The Finest Print is a next-generation love story for those who've read Erin Langston's earlier works, but it will easily stand alone for new readers. Our female main character, Belinda "Belle" Sinclair, is daughter to Gavin and Emilia (Some Winter's Evening) and niece to Nate and Cora (Forever Your Rogue), and at the story's start, we see the trigger of her societal fall: a broken engagement to a power-hungry bore. The fall-out for her is immediate and sustained, and she becomes isolated from friends and society-at-large, forced to carve out unconventional spaces for herself. Now, several years later, she spends the majority of her days tagging along with her father - now a judge - as he presides over cases at the Old Bailey while writing (and relentlessly revising) drafts of her crime novel. Her life has settled into a well-worn, melancholic groove. 

Enter our male main character, Ethan Fletcher, the (bearded and broad) American heir to a struggling print shop. In his return to London, Ethan discovers he's inherited a shocking amount of debt and a rapidly approaching deadline for paying it off. The two meet by chance and learn just enough to discover they could perhaps be useful to one another - where he desperately needs a fast-selling publication to pay down his debt and keep the print shop open, she is desperate to see her stories in print after years of rejection. While his idea to publish a penny blood is, at first, an insult to our budding gothic novelist, the two quickly chart a path forward as partners, and begin publishing serialized crime stories featuring a housemaid-turned-amateur-detective. Their penny blood project brings to life a fascinating few years in the early Victorian era, when the "knowledge tax" (or news tax) made news less accessible to lower/working classes and genre fiction became a more economically viable and widely accessible route to readers. The inner workings of the press, the trials of female writers of the era, and the prevailing attitudes about gothic literature work together to create a compelling and original backdrop to this class difference love story.
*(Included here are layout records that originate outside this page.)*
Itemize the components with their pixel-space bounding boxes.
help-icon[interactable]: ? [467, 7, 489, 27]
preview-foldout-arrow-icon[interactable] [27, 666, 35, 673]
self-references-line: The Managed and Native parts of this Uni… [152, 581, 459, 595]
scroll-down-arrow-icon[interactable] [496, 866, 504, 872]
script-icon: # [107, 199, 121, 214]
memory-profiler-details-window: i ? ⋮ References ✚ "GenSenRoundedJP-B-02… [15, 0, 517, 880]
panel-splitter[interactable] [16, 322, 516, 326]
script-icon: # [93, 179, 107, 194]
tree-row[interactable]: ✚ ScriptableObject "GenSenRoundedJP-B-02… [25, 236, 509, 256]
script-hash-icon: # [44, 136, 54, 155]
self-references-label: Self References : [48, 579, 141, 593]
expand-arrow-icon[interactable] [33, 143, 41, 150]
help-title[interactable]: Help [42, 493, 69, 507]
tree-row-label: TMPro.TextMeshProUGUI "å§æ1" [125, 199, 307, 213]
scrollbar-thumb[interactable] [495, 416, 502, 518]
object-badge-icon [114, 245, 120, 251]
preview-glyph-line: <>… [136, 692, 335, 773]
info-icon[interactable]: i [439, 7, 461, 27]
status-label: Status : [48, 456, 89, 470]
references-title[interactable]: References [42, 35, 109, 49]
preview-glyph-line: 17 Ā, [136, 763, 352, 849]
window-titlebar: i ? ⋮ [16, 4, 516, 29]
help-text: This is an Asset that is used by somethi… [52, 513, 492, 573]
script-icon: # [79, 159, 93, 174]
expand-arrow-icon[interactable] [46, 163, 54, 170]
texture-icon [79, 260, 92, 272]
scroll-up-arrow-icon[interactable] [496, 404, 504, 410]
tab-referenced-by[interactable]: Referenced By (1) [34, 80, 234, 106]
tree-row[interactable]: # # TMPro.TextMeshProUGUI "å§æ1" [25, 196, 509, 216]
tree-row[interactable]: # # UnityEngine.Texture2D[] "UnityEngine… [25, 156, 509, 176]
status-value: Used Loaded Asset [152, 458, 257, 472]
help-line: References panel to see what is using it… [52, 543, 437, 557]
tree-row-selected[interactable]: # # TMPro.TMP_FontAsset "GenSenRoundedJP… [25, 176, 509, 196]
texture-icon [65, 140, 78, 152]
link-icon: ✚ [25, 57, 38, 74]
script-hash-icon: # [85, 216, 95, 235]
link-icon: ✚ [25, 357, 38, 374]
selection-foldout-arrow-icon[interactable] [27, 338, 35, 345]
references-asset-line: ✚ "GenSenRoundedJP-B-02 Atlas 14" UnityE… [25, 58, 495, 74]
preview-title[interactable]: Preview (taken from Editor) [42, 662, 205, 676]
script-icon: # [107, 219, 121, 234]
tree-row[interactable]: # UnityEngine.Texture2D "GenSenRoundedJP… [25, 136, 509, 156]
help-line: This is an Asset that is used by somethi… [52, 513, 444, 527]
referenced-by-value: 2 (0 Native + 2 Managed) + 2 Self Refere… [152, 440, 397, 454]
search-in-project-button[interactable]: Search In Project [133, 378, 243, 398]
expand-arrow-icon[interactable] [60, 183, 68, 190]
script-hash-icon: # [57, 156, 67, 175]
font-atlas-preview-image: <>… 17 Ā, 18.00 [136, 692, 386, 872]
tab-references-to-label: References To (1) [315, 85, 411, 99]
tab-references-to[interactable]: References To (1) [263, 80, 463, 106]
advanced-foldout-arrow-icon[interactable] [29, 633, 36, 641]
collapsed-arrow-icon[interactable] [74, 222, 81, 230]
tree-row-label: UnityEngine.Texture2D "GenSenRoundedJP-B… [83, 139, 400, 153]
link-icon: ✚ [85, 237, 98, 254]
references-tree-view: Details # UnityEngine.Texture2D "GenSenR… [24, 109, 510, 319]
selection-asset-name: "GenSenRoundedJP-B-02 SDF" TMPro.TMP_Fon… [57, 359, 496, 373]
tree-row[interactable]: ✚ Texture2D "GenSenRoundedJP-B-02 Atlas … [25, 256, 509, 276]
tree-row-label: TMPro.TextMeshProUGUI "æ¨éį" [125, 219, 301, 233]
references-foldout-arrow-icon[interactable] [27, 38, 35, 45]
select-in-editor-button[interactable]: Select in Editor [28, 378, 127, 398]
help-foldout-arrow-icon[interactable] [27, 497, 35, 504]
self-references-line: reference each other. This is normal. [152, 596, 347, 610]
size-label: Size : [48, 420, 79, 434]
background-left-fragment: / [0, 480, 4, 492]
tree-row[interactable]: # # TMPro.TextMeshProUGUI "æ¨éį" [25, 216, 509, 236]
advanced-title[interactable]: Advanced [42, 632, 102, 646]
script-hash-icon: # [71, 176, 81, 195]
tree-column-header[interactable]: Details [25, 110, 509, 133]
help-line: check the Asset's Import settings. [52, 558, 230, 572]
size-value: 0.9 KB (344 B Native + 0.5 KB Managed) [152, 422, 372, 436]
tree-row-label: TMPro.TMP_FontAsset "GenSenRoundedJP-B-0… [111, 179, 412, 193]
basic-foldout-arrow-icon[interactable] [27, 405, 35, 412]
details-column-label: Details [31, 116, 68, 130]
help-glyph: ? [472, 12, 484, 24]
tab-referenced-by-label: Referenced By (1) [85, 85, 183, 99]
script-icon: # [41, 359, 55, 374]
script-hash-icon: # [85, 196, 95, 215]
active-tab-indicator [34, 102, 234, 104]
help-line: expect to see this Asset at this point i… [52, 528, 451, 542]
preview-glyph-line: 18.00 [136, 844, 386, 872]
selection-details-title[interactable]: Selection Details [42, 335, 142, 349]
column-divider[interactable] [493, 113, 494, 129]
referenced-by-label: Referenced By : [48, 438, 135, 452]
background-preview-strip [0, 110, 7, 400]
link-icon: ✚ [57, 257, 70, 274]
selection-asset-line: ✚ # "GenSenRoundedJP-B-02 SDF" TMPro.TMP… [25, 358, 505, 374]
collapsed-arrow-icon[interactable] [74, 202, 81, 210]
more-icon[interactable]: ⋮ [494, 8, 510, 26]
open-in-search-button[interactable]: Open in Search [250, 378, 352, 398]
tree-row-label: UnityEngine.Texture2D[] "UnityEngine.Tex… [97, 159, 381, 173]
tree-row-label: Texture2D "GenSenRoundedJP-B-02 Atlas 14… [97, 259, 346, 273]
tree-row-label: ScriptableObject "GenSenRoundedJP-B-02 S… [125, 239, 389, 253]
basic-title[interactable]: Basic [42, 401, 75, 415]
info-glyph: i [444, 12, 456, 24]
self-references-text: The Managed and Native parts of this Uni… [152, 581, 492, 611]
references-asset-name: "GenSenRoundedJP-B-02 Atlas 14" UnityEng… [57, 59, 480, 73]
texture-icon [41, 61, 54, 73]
For those who know and love Langston's work, it will be no surprise that her prose in The Finest Print is earnest and lush as she shows two people who are equally hurting and healing learn to trust and depend on one another. I've always appreciated how Langston balances power between her main characters, and the dynamic between these two is particularly nuanced - where Belle is socially outcast, she is still monied and secure, and Ethan, while operating from a blank slate, has no familial wealth or foothold in London, and is struggling to establish himself and his business. Their romance is tender, sincere and direct, and they insist on honesty with one another in their work and in their intimacy (and their discussions of birth control and consent are excellent and sexy as heck). This story cemented Langston as one of my favorite historical romance authors writing today. 

Thank you to the author for an advanced reader's copy.